So tell me this, Speedy Gonzales… given that the screen in front of you is capable of rendering a new set of pixels 60 times per second, or twice that if you have a hot new 120 Hz iPad or Razer phone, how many class names of elements would you need to inspect before .matches() took more than 16ms (or 8!) and .indexOf() took less than 16ms (or 8!), thus resulting in an actual difference manifested in reality?
(Despite it still being imperceptible to anything but a lizard.)
I have just gotten busy in order to respond to your comment and am pleased to report that, on this page, if I iterate over all 703 DOM nodes and check each one to see if it has the class graf, I can either do this for each element, el:
/(\"|\s)graf(\"|\s)/.test(el.className)Note that I’m looking for a full class name match, not purely the existence of some string of letters, so I must look for entire valid class strings— requiring a regex. Word boundaries (\b) aren’t enough, because a class name can contain these and still be valid.

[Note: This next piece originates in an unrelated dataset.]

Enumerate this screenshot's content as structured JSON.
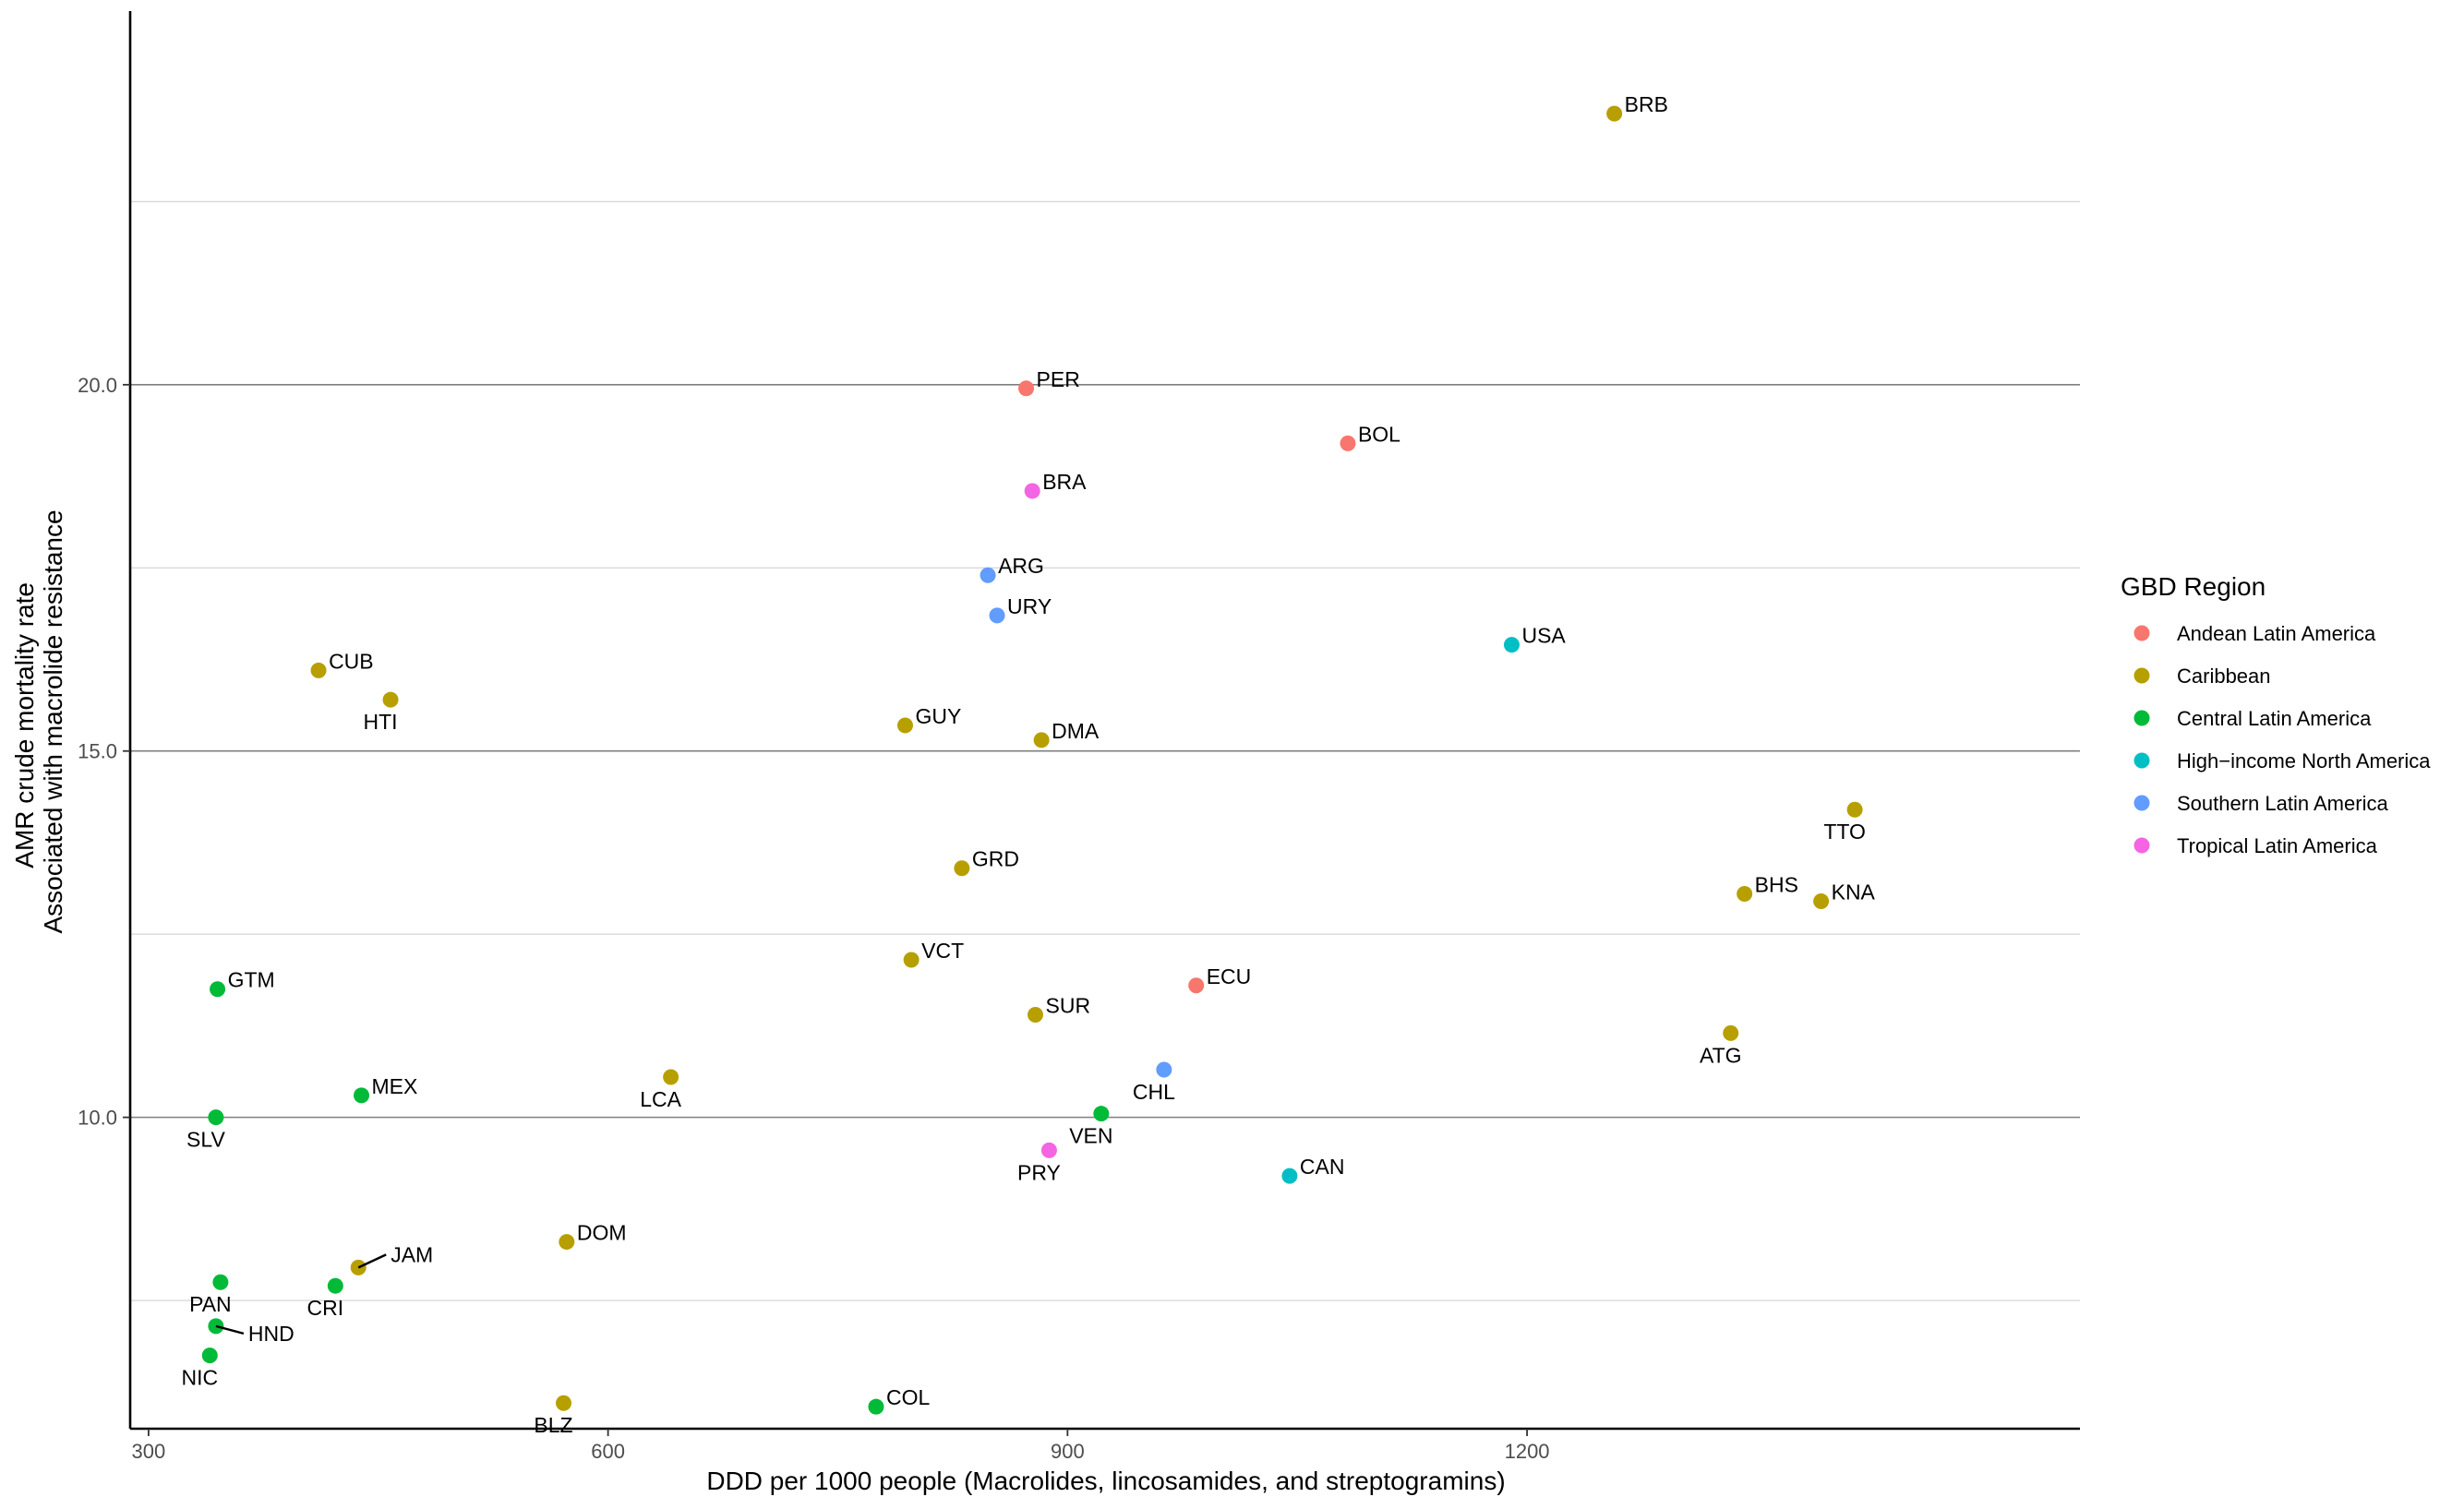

I am 90% sure this is the right regex, and 0% pleased that I’m not 100% sure. I would have to go and read the spec to be confident.
Anyhoo, this takes 0.83 milliseconds to find the 10 matching elements out of 703.
(Let’s ignore the fact that 17% of developers will have gotten the regex wrong — or forgotten it — and therefore introduced a difficult-to-detect bug into their code in the name of ‘performance’.)
I apologise for the incoherence of the proceeding sentences, but I’m quite drunk.
Now, I could also do things the semantic way, as suggested in the article:
el.matches('.graf')Which takes, looping over all 718 elements (there’s more now because I’m typing out this response) um, 0.83 milliseconds.
If you don’t care to look further up the page, I will tell you that this is the same amount of time. Weirdly, exactly the same amount, to three significant figures!
Or maybe I’m lying. It’s hard to tell, right?
Assuming I am not lying (I’m not), no matter which method you choose, you would, in theory, be able to loop over several thousand DOM nodes before even a 120 Hz iPad takes a single refresh of the pixels on its screen (the point at which theory becomes reality).
And if you’re updating the DOM as a result of all of those calculations, the layout step probably takes much longer than 0.83 ms to complete anyway.
On this site, for example, a single layout (as a result of resizing the screen) takes 50ms on a big fat i7 with more ram than a sheep farm.

So, if you’re looping over 5,000 DOM nodes you have much, much bigger problems than the ‘performance difference’ between .matches() and .indexOf() (which doesn’t work, so obviously you meant to say .test() on a regex), and of course I don’t want to downplay the fact that THERE IS NO PERFORMANCE DIFFERENCE on the scale of 700 DOM nodes.
It’s Kraken Rum, if you’re wondering, with a splash of dry ginger ale.